No Verão de 2019 vimo-lo em Lisboa, no espaço TimeOut, e no Festival de Espinho, com a orquestra de jazz local. Agora, o cantor e compositor brasileiro Marcos Valle, autor de canções que se tornaram clássicos como Preciso aprender a ser só ou Samba de Verão, regressa a Portugal no meio de uma digressão europeia que começou dia 15 em Paris, depois Colónia e Berlim antes de actuar no Casino do Estoril (dia 19, esta quarta-feira) e em Lisboa, no Musicbox (21, já esgotado). Daí seguirá para Santander, Manchester, Londres, Madrid e, por fim, o Porto, no Ateneu Comercial (dia 29).

Se em 2019 trazia Sempre, que descrevia como “um disco bem p’ra cima, com muito ritmo, que mostra o meu lado pop”, agora traz um outro que é mais melancólico, reflexo da actual situação do Brasil. “Quando gravo um disco”, diz Marcos Valle ao PÚBLICO, por telefone, “não penso muito no que era o anterior. Porque como a minha música é muito ecléctica, muito variada, eu deixo que o momento conduza o que vou fazer. Quando gravei Cinzento, lembrei a época em que gravei o Previsão do Tempo [1973]. Tinha os grooves, os ritmos, mas não era um disco com muita instrumentação, era um pouco mais acústico, baseado no meu Fender Rhodes, nos meus teclados.”

Ao mesmo tempo, reflectia a época: “Porque no nome Cinzento, que é uma música minha com o Emicida, eu queria simbolizar um pouco o que a gente estava vivendo, quando o momento cultural para o Brasil estava (e continua, até às eleições, agora) muito confuso, devido à pouca valorização da cultura por esse Governo actual, que não dá apoio aos artistas. Havia uma situação cinzenta, um pouco nublada. E eu quis trazer essa ideia para o disco, mostrando que era uma época muito difícil, em termos de cultura, para o nosso país.” O paralelo com Previsão do Tempo tem ainda outro motivo: “Porque ele saiu na época da ditadura, uma época muito complicada para a cultura, com censura e essas coisas todas. Então, vi uma certa semelhança, porque estavam relançando esse disco na mesma gravadora onde fui gravar o Cinzento.”

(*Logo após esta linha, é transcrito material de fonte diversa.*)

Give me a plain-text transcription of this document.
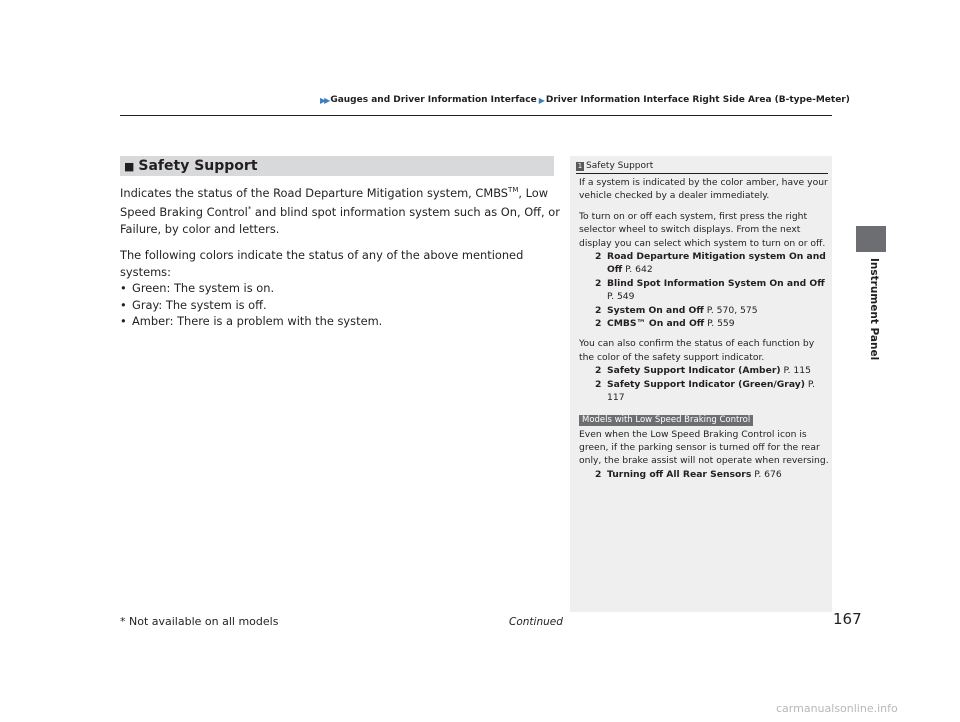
▶▶ Gauges and Driver Information Interface ▶ Driver Information Interface Right Side Area (B-type-Meter)
Instrument Panel
■ Safety Support

Indicates the status of the Road Departure Mitigation system, CMBS™, Low Speed Braking Control* and blind spot information system such as On, Off, or Failure, by color and letters.

The following colors indicate the status of any of the above mentioned systems:

• Green: The system is on.
• Gray: The system is off.
• Amber: There is a problem with the system.
1 Safety Support
If a system is indicated by the color amber, have your vehicle checked by a dealer immediately.
To turn on or off each system, first press the right selector wheel to switch displays. From the next display you can select which system to turn on or off.
2 Road Departure Mitigation system On and Off P. 642
2 Blind Spot Information System On and Off P. 549
2 System On and Off P. 570, 575
2 CMBS™ On and Off P. 559
You can also confirm the status of each function by the color of the safety support indicator.
2 Safety Support Indicator (Amber) P. 115
2 Safety Support Indicator (Green/Gray) P. 117
Models with Low Speed Braking Control
Even when the Low Speed Braking Control icon is green, if the parking sensor is turned off for the rear only, the brake assist will not operate when reversing.
2 Turning off All Rear Sensors P. 676
* Not available on all models	Continued	167
carmanualsonline.info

Cinzento é um disco de parcerias, onde o nome de Marcos Valle surge ao lado de uma série de outros, como Paulo Sérgio Valle (Nada existe), Ronaldo Bastos (Posto 9) ou Jorge Vercilio (Só penso em jazz), mas também Emicida (Reciclo e Cinzento), Kassin (Lugares distantes), Bem Gil (Se proteja), Domenico Lancellotti (Pelo sim pelo não), Moreno Veloso (Redescobrir) ou Zélia Duncan (Rastros raros). “O que eu queria, ao lado dos parceiros que eu já tinha, com o meu irmão Paulo Sérgio ou como o Ronaldo Bastos, era trazer parceiros novos, de outras gerações, artistas que eu admirava e que se diziam influenciados pela minha música.”

Foi então que pensou em fazer as melodias inteiras, deixando as letras por conta de cada compositor convidado. “Para falar a verdade, nem sugeri nenhum tema, mas todos eles vieram com letras interessantíssimas. Parece que eles estavam sentindo o que eu estava sentindo. Porque algumas letras vinham com uma preocupação social e outras com amor. E o amor também é muito importante nesse disco, porque também está faltando amor nesse momento em que gente vive. O povo brasileiro sempre foi muito feliz, muito alegre, e ficou meio triste, ficou brigando por causa de política. E o amor é um antídoto para essa situação.” Que Marcos Valle espera que se altere agora com as actuais eleições. “Espero que realmente a coisa mude, para que a gente possa voltar ao que nós éramos anteriormente.”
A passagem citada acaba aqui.